Nein, dieses Bild ist nicht unscharf! „Helga Matura mit Verlobtem“ heißt das Gemälde, das von Gerhard Richter in seiner typisch „verwischten“ Art gemalt wurde.

von Michael Kerst (mik)

Düsseldorf – Der große Gerhard Richter (81) – bis zum vergangenen November galt er mit einem für 26,4 Millionen Euro verkauften Bild als der teuerste lebende Maler der Welt, wurde vom Amerikaner Jeff Koons abgelöst.

Zu einer Zeit, als Richter-Bilder noch wenige 1000 Euro kosteten und nicht Millionen, erwarb das Düsseldorfer Museum Kunstpalast sein Gemälde „Helga Matura mit Verlobtem“ – und dieses Kunstwerk birgt ein wahrhaft mörderisches Geheimnis…

Mörderisches Geheimnis

Wer war diese Helga Matura, die dem Bild den Namen gab? Sie war – so kann man ohne Übertreibung sagen – die zweite Rosemarie Nitribitt: Wie diese arbeitete Helga Matura als Edel-Prostituierte in Frankfurt – und wie Nitribitt achteinhalb Jahre zuvor wurde auch sie bestialisch ermordet. Und: Beide Mordfälle wurden niemals aufgeklärt!

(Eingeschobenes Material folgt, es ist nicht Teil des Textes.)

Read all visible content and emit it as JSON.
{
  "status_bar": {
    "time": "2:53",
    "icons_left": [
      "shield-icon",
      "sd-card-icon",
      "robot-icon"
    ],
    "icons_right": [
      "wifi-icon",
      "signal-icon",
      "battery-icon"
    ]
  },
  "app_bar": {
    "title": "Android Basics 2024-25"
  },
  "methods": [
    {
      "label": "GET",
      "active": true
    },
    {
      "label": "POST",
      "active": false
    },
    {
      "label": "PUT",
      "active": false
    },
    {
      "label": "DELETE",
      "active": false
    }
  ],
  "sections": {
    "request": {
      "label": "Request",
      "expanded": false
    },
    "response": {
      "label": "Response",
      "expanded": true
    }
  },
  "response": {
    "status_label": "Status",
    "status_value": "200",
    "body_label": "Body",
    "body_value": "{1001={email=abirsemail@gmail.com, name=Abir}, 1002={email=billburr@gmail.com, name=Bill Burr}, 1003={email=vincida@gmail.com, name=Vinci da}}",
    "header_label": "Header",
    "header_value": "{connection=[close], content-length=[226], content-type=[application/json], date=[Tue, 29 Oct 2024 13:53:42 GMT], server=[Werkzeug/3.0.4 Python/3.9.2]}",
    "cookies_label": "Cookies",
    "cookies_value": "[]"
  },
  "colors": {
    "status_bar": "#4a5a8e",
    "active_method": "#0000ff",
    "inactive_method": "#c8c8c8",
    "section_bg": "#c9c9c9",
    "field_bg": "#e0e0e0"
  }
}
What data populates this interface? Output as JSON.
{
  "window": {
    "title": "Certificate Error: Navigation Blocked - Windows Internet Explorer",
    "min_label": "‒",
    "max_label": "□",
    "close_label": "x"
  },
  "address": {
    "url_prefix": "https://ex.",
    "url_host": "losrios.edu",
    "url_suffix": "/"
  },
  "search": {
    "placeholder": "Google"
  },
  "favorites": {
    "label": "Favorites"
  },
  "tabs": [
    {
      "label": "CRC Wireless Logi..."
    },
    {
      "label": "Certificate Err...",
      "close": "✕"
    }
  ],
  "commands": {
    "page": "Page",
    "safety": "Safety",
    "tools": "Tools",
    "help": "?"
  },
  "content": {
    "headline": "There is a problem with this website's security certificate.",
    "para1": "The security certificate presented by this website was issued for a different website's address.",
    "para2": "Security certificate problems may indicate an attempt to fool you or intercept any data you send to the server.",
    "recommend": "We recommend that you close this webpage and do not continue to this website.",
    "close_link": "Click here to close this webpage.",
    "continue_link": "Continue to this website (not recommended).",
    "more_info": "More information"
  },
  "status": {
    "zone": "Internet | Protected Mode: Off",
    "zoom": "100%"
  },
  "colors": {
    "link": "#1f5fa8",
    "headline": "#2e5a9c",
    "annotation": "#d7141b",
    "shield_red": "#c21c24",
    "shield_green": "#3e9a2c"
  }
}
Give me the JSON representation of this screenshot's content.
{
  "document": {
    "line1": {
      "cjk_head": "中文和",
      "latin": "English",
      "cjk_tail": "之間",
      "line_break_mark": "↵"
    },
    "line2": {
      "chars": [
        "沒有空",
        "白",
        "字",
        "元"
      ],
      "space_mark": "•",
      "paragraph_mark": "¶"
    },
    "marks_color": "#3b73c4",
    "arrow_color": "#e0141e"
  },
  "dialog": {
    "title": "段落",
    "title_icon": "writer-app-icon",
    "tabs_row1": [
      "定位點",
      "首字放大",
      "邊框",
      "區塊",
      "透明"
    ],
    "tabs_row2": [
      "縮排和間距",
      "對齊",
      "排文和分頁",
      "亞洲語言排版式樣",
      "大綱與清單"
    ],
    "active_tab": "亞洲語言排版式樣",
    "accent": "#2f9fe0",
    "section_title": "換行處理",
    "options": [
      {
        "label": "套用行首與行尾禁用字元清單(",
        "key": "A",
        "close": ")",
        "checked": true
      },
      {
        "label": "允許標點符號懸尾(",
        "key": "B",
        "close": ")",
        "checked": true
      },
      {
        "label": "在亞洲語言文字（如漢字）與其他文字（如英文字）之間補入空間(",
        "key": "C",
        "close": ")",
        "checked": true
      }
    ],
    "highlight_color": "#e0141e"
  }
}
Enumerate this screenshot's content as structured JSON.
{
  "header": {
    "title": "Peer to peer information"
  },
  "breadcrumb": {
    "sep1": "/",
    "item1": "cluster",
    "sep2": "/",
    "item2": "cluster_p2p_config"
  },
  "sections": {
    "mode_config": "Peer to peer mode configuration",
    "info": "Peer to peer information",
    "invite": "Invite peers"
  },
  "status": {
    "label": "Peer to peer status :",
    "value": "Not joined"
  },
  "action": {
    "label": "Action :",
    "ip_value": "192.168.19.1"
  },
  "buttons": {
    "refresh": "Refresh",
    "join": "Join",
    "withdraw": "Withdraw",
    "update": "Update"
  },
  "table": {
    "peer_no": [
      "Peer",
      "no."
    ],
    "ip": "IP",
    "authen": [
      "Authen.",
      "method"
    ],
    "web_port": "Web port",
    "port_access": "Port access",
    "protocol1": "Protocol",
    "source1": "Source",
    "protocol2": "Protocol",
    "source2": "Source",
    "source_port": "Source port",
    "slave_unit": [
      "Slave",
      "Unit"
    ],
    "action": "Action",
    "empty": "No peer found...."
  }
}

Helga Matura stammte eigentlich aus dem Kohlenpott, aus Bottrop. 1952, mit 19 Jahren, brach sie aus ihrem katholisch-konservativen Elternhaus aus und heiratete den Düsseldorfer Kaufmann Horst Wanders. Die Ehe blieb kinderlos und wurde nach nur drei Jahren geschieden.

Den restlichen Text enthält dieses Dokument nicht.